By Jeff Mason
WASHINGTON, April 4 (Reuters) – U.S. President Joe Biden will discuss the “risks and opportunities” artificial intelligence poses for people, society and national security during a meeting with science and technology advisers at the White House on Tuesday, an official said.
Biden, a Democrat, is scheduled to meet with the President’s Council of Advisors on Science and Technology (PCAST) on the same day his predecessor, former President Donald Trump, surrenders in New York over charges stemming from a probe into hush money paid to a porn star.
Biden has declined to comment on Trump’s legal woes, and Democratic strategists say his focus on governing will create a politically advantageous split screen of sorts as his former rival, a Republican, deals with his legal challenges.

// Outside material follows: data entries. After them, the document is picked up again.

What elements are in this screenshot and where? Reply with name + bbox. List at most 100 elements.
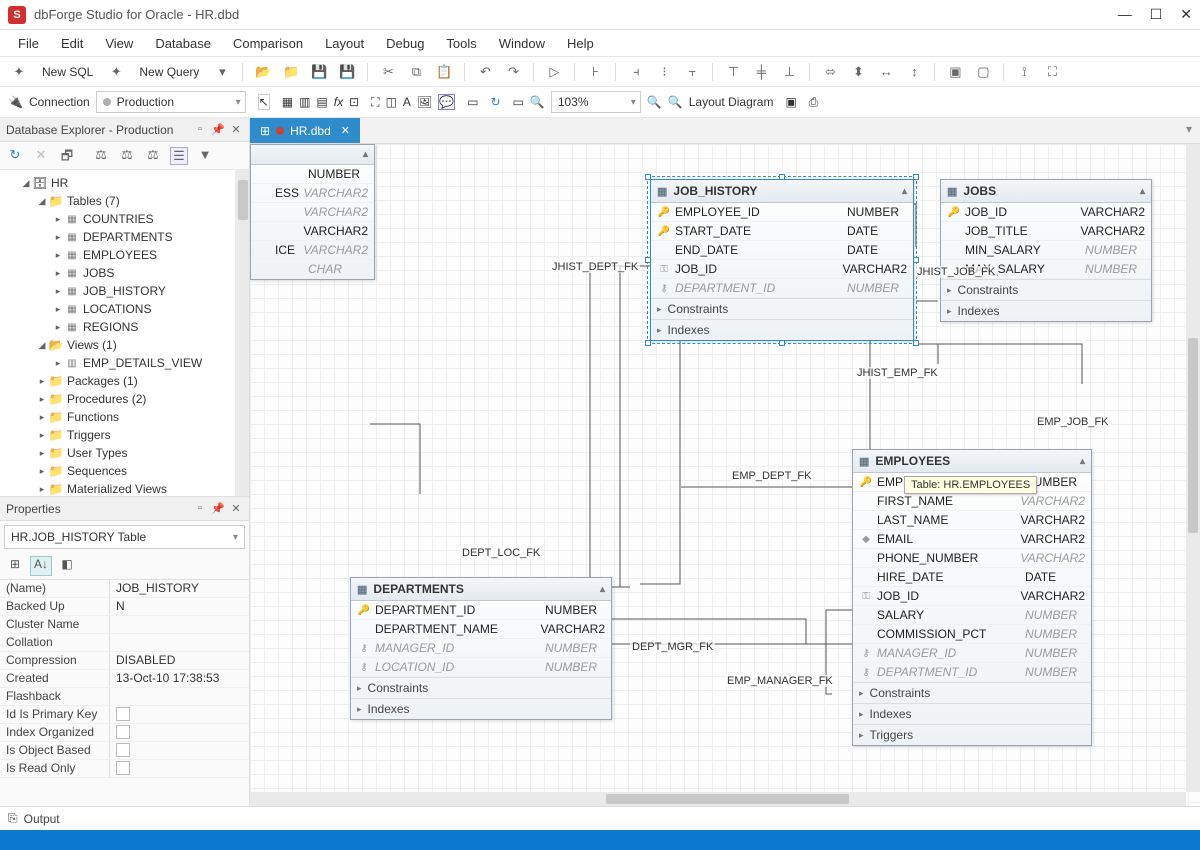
canvas-v-scrollbar[interactable] xyxy=(1186,144,1200,792)
column-row[interactable]: CHAR xyxy=(251,260,374,279)
align-mid-icon[interactable]: ╪ xyxy=(750,61,772,83)
property-row[interactable]: Index Organized xyxy=(0,724,249,742)
column-row[interactable]: 🔑START_DATEDATE xyxy=(651,222,913,241)
expand-icon[interactable]: ⛶ xyxy=(1041,61,1063,83)
menu-file[interactable]: File xyxy=(8,32,49,55)
properties-grid[interactable]: (Name)JOB_HISTORYBacked UpNCluster NameC… xyxy=(0,579,249,806)
column-row[interactable]: VARCHAR2 xyxy=(251,203,374,222)
size-w-icon[interactable]: ↔ xyxy=(875,61,897,83)
tree-matviews[interactable]: ▸📁Materialized Views xyxy=(0,480,249,496)
entity-job-history[interactable]: ▦JOB_HISTORY▴ 🔑EMPLOYEE_IDNUMBER🔑START_D… xyxy=(650,179,914,341)
dropdown-icon[interactable]: ▾ xyxy=(211,61,233,83)
sparkle2-icon[interactable]: ✦ xyxy=(105,61,127,83)
tree-packages[interactable]: ▸📁Packages (1) xyxy=(0,372,249,390)
stamp-icon[interactable]: ◫ xyxy=(386,95,397,109)
property-row[interactable]: Collation xyxy=(0,634,249,652)
zoom-fit-icon[interactable]: ▭ xyxy=(513,95,524,109)
tree-view-empdetails[interactable]: ▸▥EMP_DETAILS_VIEW xyxy=(0,354,249,372)
column-row[interactable]: ⚷MANAGER_IDNUMBER xyxy=(853,644,1091,663)
delete-icon[interactable]: ✕ xyxy=(32,147,50,165)
run-icon[interactable]: ▷ xyxy=(543,61,565,83)
column-row[interactable]: ⚷MANAGER_IDNUMBER xyxy=(351,639,611,658)
column-row[interactable]: DEPARTMENT_NAMEVARCHAR2 xyxy=(351,620,611,639)
output-label[interactable]: Output xyxy=(24,812,60,826)
menu-debug[interactable]: Debug xyxy=(376,32,434,55)
property-row[interactable]: Id Is Primary Key xyxy=(0,706,249,724)
prop-pin-icon[interactable]: 📌 xyxy=(211,502,225,516)
sparkle-icon[interactable]: ✦ xyxy=(8,61,30,83)
column-row[interactable]: ESSVARCHAR2 xyxy=(251,184,374,203)
entity-departments[interactable]: ▦DEPARTMENTS▴ 🔑DEPARTMENT_IDNUMBERDEPART… xyxy=(350,577,612,720)
column-row[interactable]: ⚷DEPARTMENT_IDNUMBER xyxy=(651,279,913,298)
diagram-canvas[interactable]: ▴ NUMBERESSVARCHAR2VARCHAR2VARCHAR2ICEVA… xyxy=(250,144,1200,806)
property-row[interactable]: Cluster Name xyxy=(0,616,249,634)
property-row[interactable]: Flashback Archiv... xyxy=(0,688,249,706)
new-sql-button[interactable]: New SQL xyxy=(36,63,99,81)
tree-table-countries[interactable]: ▸▦COUNTRIES xyxy=(0,210,249,228)
column-row[interactable]: SALARYNUMBER xyxy=(853,606,1091,625)
grid1-icon[interactable]: ▦ xyxy=(282,95,293,109)
save-icon[interactable]: 💾 xyxy=(308,61,330,83)
prop-categorized-icon[interactable]: ⊞ xyxy=(4,556,26,576)
align-top-icon[interactable]: ⊤ xyxy=(722,61,744,83)
note-icon[interactable]: 💬 xyxy=(438,94,455,110)
column-row[interactable]: 🔑EMPLOYEE_IDNUMBER xyxy=(651,203,913,222)
undo-icon[interactable]: ↶ xyxy=(474,61,496,83)
grid3-icon[interactable]: ▤ xyxy=(316,95,327,109)
funnel-icon[interactable]: ▼ xyxy=(196,147,214,165)
plug-icon[interactable]: 🔌 xyxy=(8,95,23,109)
tree-table-jobhistory[interactable]: ▸▦JOB_HISTORY xyxy=(0,282,249,300)
saveall-icon[interactable]: 💾 xyxy=(336,61,358,83)
column-row[interactable]: MIN_SALARYNUMBER xyxy=(941,241,1151,260)
filter1-icon[interactable]: ⚖ xyxy=(92,147,110,165)
pointer-icon[interactable]: ↖ xyxy=(258,94,270,110)
menu-help[interactable]: Help xyxy=(557,32,604,55)
tree-table-locations[interactable]: ▸▦LOCATIONS xyxy=(0,300,249,318)
crop-icon[interactable]: ⛶ xyxy=(371,95,379,110)
entity-jobs[interactable]: ▦JOBS▴ 🔑JOB_IDVARCHAR2JOB_TITLEVARCHAR2M… xyxy=(940,179,1152,322)
column-row[interactable]: COMMISSION_PCTNUMBER xyxy=(853,625,1091,644)
tree-triggers[interactable]: ▸📁Triggers xyxy=(0,426,249,444)
close-panel-icon[interactable]: ✕ xyxy=(229,123,243,137)
front-icon[interactable]: ▣ xyxy=(944,61,966,83)
prop-alpha-icon[interactable]: A↓ xyxy=(30,556,52,576)
align-right-icon[interactable]: ⫟ xyxy=(681,61,703,83)
column-row[interactable]: ⚿JOB_IDVARCHAR2 xyxy=(853,587,1091,606)
maximize-button[interactable]: ☐ xyxy=(1150,6,1163,23)
dist-h-icon[interactable]: ⬄ xyxy=(819,61,841,83)
cut-icon[interactable]: ✂ xyxy=(377,61,399,83)
minimize-button[interactable]: — xyxy=(1118,6,1132,23)
property-row[interactable]: Created13-Oct-10 17:38:53 xyxy=(0,670,249,688)
menu-comparison[interactable]: Comparison xyxy=(223,32,313,55)
redo-icon[interactable]: ↷ xyxy=(502,61,524,83)
pin-icon[interactable]: 📌 xyxy=(211,123,225,137)
refresh-icon[interactable]: ↻ xyxy=(490,95,500,109)
menu-tools[interactable]: Tools xyxy=(436,32,486,55)
node-icon[interactable]: ⊡ xyxy=(349,95,359,109)
property-row[interactable]: (Name)JOB_HISTORY xyxy=(0,580,249,598)
layout-diagram-button[interactable]: Layout Diagram xyxy=(689,95,774,109)
menu-database[interactable]: Database xyxy=(145,32,221,55)
back-icon[interactable]: ▢ xyxy=(972,61,994,83)
tree-functions[interactable]: ▸📁Functions xyxy=(0,408,249,426)
filter2-icon[interactable]: ⚖ xyxy=(118,147,136,165)
prop-windowpos-icon[interactable]: ▫ xyxy=(193,502,207,516)
export-icon[interactable]: ⎙ xyxy=(809,95,819,110)
column-row[interactable]: ICEVARCHAR2 xyxy=(251,241,374,260)
prop-close-icon[interactable]: ✕ xyxy=(229,502,243,516)
tab-hr-dbd[interactable]: ⊞ HR.dbd ✕ xyxy=(250,118,360,143)
column-row[interactable]: ⚷DEPARTMENT_IDNUMBER xyxy=(853,663,1091,682)
menu-view[interactable]: View xyxy=(95,32,143,55)
column-row[interactable]: HIRE_DATEDATE xyxy=(853,568,1091,587)
entity-partial[interactable]: ▴ NUMBERESSVARCHAR2VARCHAR2VARCHAR2ICEVA… xyxy=(250,144,375,280)
align-bot-icon[interactable]: ⊥ xyxy=(778,61,800,83)
column-row[interactable]: JOB_TITLEVARCHAR2 xyxy=(941,222,1151,241)
menu-window[interactable]: Window xyxy=(489,32,555,55)
dist-v-icon[interactable]: ⬍ xyxy=(847,61,869,83)
tab-menu-icon[interactable]: ▾ xyxy=(1178,118,1200,143)
tree-table-employees[interactable]: ▸▦EMPLOYEES xyxy=(0,246,249,264)
column-row[interactable]: VARCHAR2 xyxy=(251,222,374,241)
tree-sequences[interactable]: ▸📁Sequences xyxy=(0,462,249,480)
paste-icon[interactable]: 📋 xyxy=(433,61,455,83)
grid2-icon[interactable]: ▥ xyxy=(299,95,310,109)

“The president will discuss the importance of protecting rights and safety to ensure responsible innovation and appropriate safeguards,” a White House official said in a statement ahead of Biden’s meeting.
“He will call on Congress to pass bipartisan privacy legislation to protect kids and limit personal data tech companies collect on all of us,” the official said.
Companies that employ artificial intelligence or AI saw their share prices drop hard before Biden’s meeting, although the broader market was also selling off on Tuesday.
AI software company C3.ai Inc AI.N was down 24%, more than halving a nearly 40% four-session winning streak through Monday. Thailand security firm Guardforce AI GFAI.O fell 29%, data analytics firm BigBear.ai BBAI.N was down 16% and conversation intelligence company SoundHound AI SOUN.O shed 11.8% on the session.
AI is becoming a hot topic for policy makers.
The tech ethics group Center for Artificial Intelligence and Digital Policy has asked the U.S. Federal Trade Commission to stop OpenAI from issuing new commercial releases of GPT-4, which has wowed and appalled users with its human-like abilities to generate written responses to requests.
Democratic U.S. Senator Chris Murphy has urged society to pause as it considers the ramifications of AI.
Last year the Biden administration released a blueprint “Bill of Rights” to help ensure users’ rights are protected as technology companies design and develop AI systems.